Orbita FarFarOut jest średnio 132 razy większa od odległości między Ziemią a Słońcem, czyli wynosi 132 jednostek astronomicznych (AU). Tym samym bije FarOut, która okrąża Słońce w odległości średnio 124 AU. 

Na nową rekordzistkę natrafiono w czasie poszukiwań Dziewiątej Planety, która zgodnie z teorią astrofizyków orbituje wokół Słońca daleko poza Neptunem. Hipotetyczna Dziewiąta Planeta miałaby mieć masę wielokrotnie większą niż Ziemia, co pozwoliłoby jej rozciągać i wypaczać orbity innych obiektów Układu Słonecznego. 

Niestety chociaż najodleglejszy od Słońca obiekt jest wystarczająco duży, aby zostać sklasyfikowanym jako planeta karłowata, nie jest wystarczająco masywny, aby pełnić rolę Dziewiątej Planety. FarFarOut nie ma wystarczającej masy, która pozwoliłaby jej wpływać na orbity znanych nam planet. 

Aby zrozumieć, jak wielką odległość stanowi 132 AU, należy wziąć pod uwagę odległość między Ziemią a Marsem. Jak donosi Live Science, nawet w idealnych warunkach i przy użyciu obecnej technologii NASA, podróż między Ziemią a Marsem zajęłaby wiele miesięcy. Chińska sonda Tianwen-1 dopiero siedem miesięcy po starcie z Ziemi weszła na marsjańską orbitę. 

Ale Mars okrąża Słońce zaledwie na 1,524 AU. Podróż między Ziemią a Marsem widziana z FarFarOut wyglądałaby jak lot z Miami do Albuquerque obserwowany z powierzchni Księżyca. 

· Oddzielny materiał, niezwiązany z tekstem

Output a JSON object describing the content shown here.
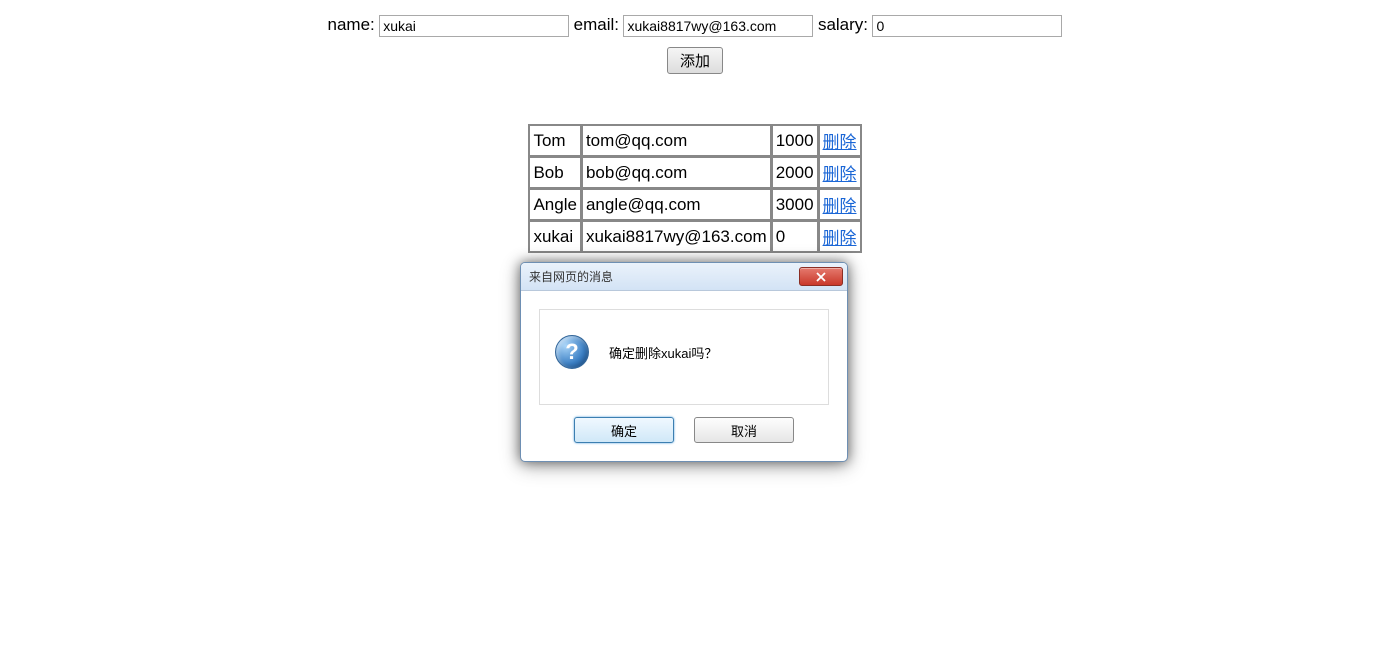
{
  "form": {
    "name_label": "name:",
    "name_value": "xukai",
    "email_label": "email:",
    "email_value": "xukai8817wy@163.com",
    "salary_label": "salary:",
    "salary_value": "0",
    "add_button": "添加"
  },
  "table": {
    "rows": [
      {
        "name": "Tom",
        "email": "tom@qq.com",
        "salary": "1000",
        "action": "删除"
      },
      {
        "name": "Bob",
        "email": "bob@qq.com",
        "salary": "2000",
        "action": "删除"
      },
      {
        "name": "Angle",
        "email": "angle@qq.com",
        "salary": "3000",
        "action": "删除"
      },
      {
        "name": "xukai",
        "email": "xukai8817wy@163.com",
        "salary": "0",
        "action": "删除"
      }
    ]
  },
  "dialog": {
    "title": "来自网页的消息",
    "message": "确定删除xukai吗？",
    "ok": "确定",
    "cancel": "取消"
  }
}
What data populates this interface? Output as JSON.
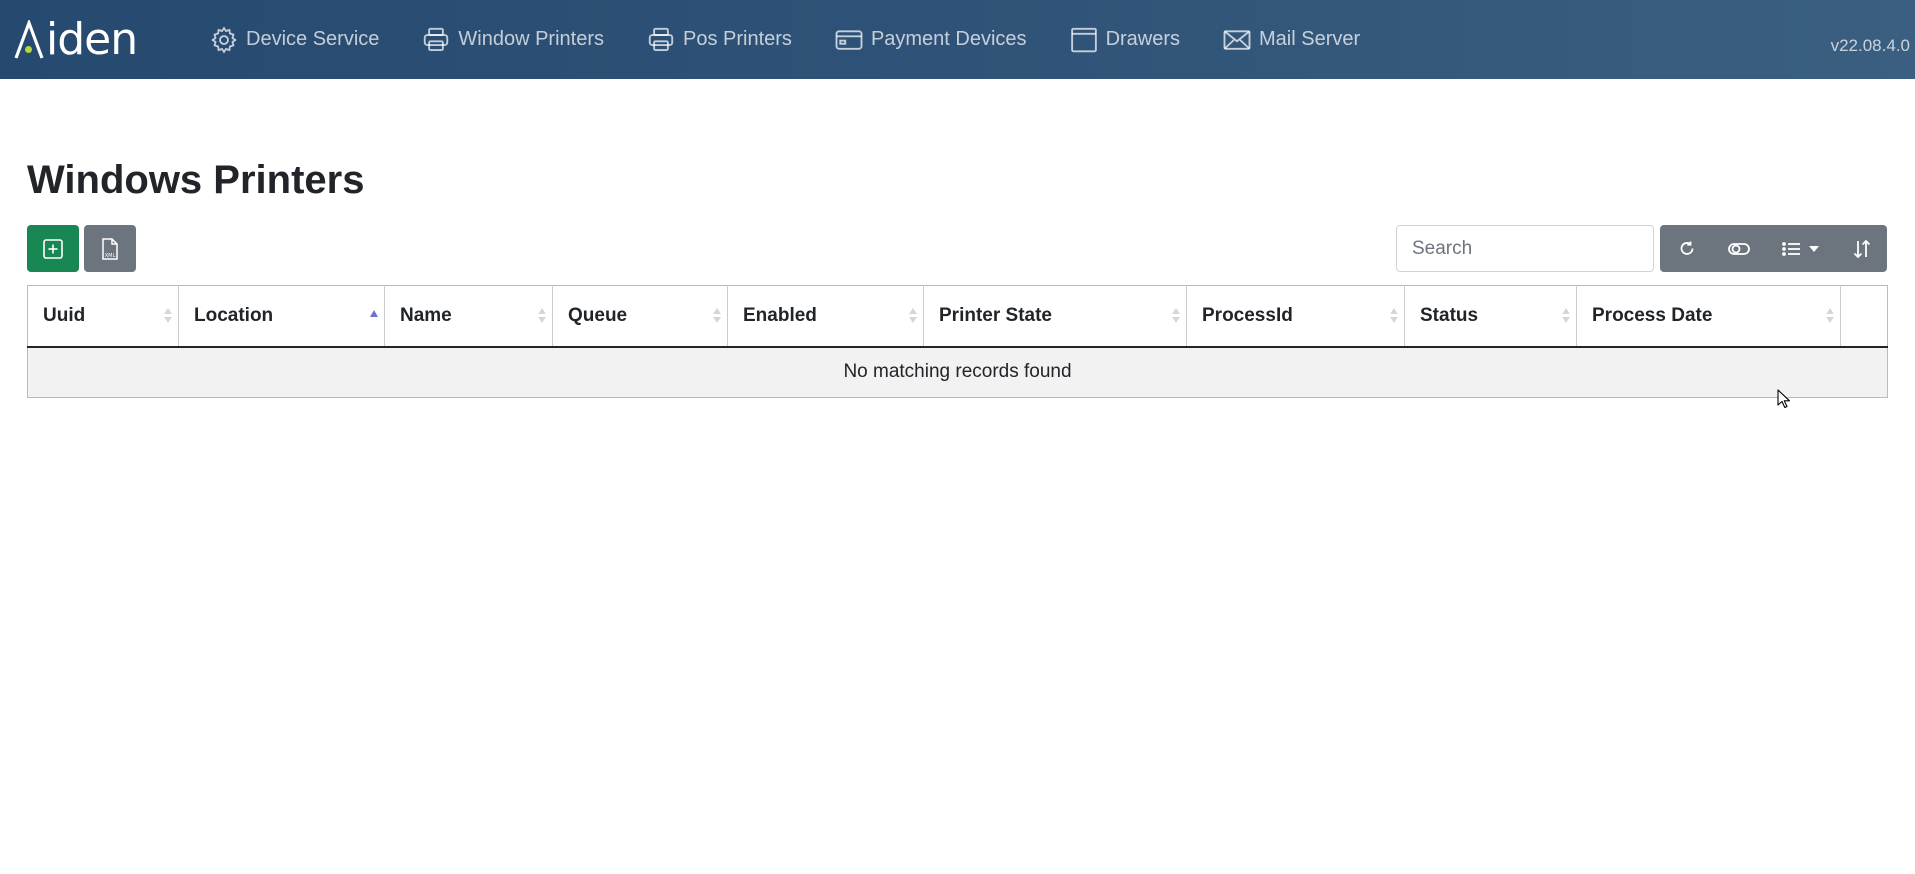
{
  "brand": {
    "name": "Aiden",
    "logo_rest": "iden",
    "accent_color": "#b8d63a"
  },
  "nav": {
    "items": [
      {
        "label": "Device Service",
        "icon": "gear-icon"
      },
      {
        "label": "Window Printers",
        "icon": "printer-icon"
      },
      {
        "label": "Pos Printers",
        "icon": "printer-icon"
      },
      {
        "label": "Payment Devices",
        "icon": "credit-card-icon"
      },
      {
        "label": "Drawers",
        "icon": "drawer-icon"
      },
      {
        "label": "Mail Server",
        "icon": "envelope-icon"
      }
    ],
    "version": "v22.08.4.0"
  },
  "page": {
    "title": "Windows Printers"
  },
  "toolbar": {
    "add_icon": "plus-square-icon",
    "export_icon": "xml-file-icon",
    "export_badge": "XML",
    "search_placeholder": "Search",
    "search_value": "",
    "group_icons": [
      "refresh-icon",
      "toggle-icon",
      "columns-list-icon",
      "sort-icon"
    ]
  },
  "table": {
    "columns": [
      {
        "label": "Uuid",
        "sort": "none"
      },
      {
        "label": "Location",
        "sort": "asc"
      },
      {
        "label": "Name",
        "sort": "none"
      },
      {
        "label": "Queue",
        "sort": "none"
      },
      {
        "label": "Enabled",
        "sort": "none"
      },
      {
        "label": "Printer State",
        "sort": "none"
      },
      {
        "label": "ProcessId",
        "sort": "none"
      },
      {
        "label": "Status",
        "sort": "none"
      },
      {
        "label": "Process Date",
        "sort": "none"
      },
      {
        "label": "",
        "sort": "none"
      }
    ],
    "rows": [],
    "empty_message": "No matching records found"
  },
  "colors": {
    "navbar": "#2f5378",
    "success": "#198754",
    "secondary": "#6c757d",
    "sort_active": "#6f6fd8"
  }
}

– Pokonanie pojedynczej orbity FarFarOut wokół Słońca zajmuje tysiąc lat. Z powodu tej długiej orbity planeta karłowata porusza się bardzo wolno po niebie, wymagając kilku lat obserwacji, aby precyzyjnie określić jej trajektorię – wyjaśnia David Tholen, astronom z University of Hawaii i współodkrywca FarFarOut. 

Dwa lata obserwacji ujawniły, że bieg FarFarOut wokół Słońca tworzy długą elipsę. W najbliższym momencie FarFarOut znajduje się zaledwie 24 AU od Słońca, bliżej niż orbity Plutona i Neptuna. Ale najdalej sięga głęboko w kosmos, na 175 AU od Słońca.

Naukowcy szacują, że FarFarOut ma około 400 km szerokości, co czyni ją jedną z najmniejszych planet karłowatych. Naukowcy stwierdzili, że prawdopodobnie pojawi się więcej takich obiektów, ponieważ technologia wykrywania odległych skał ulega stałej poprawie, a astronomowie zamierzają kontynuować polowanie na tajemniczą Dziewiątą Planetę.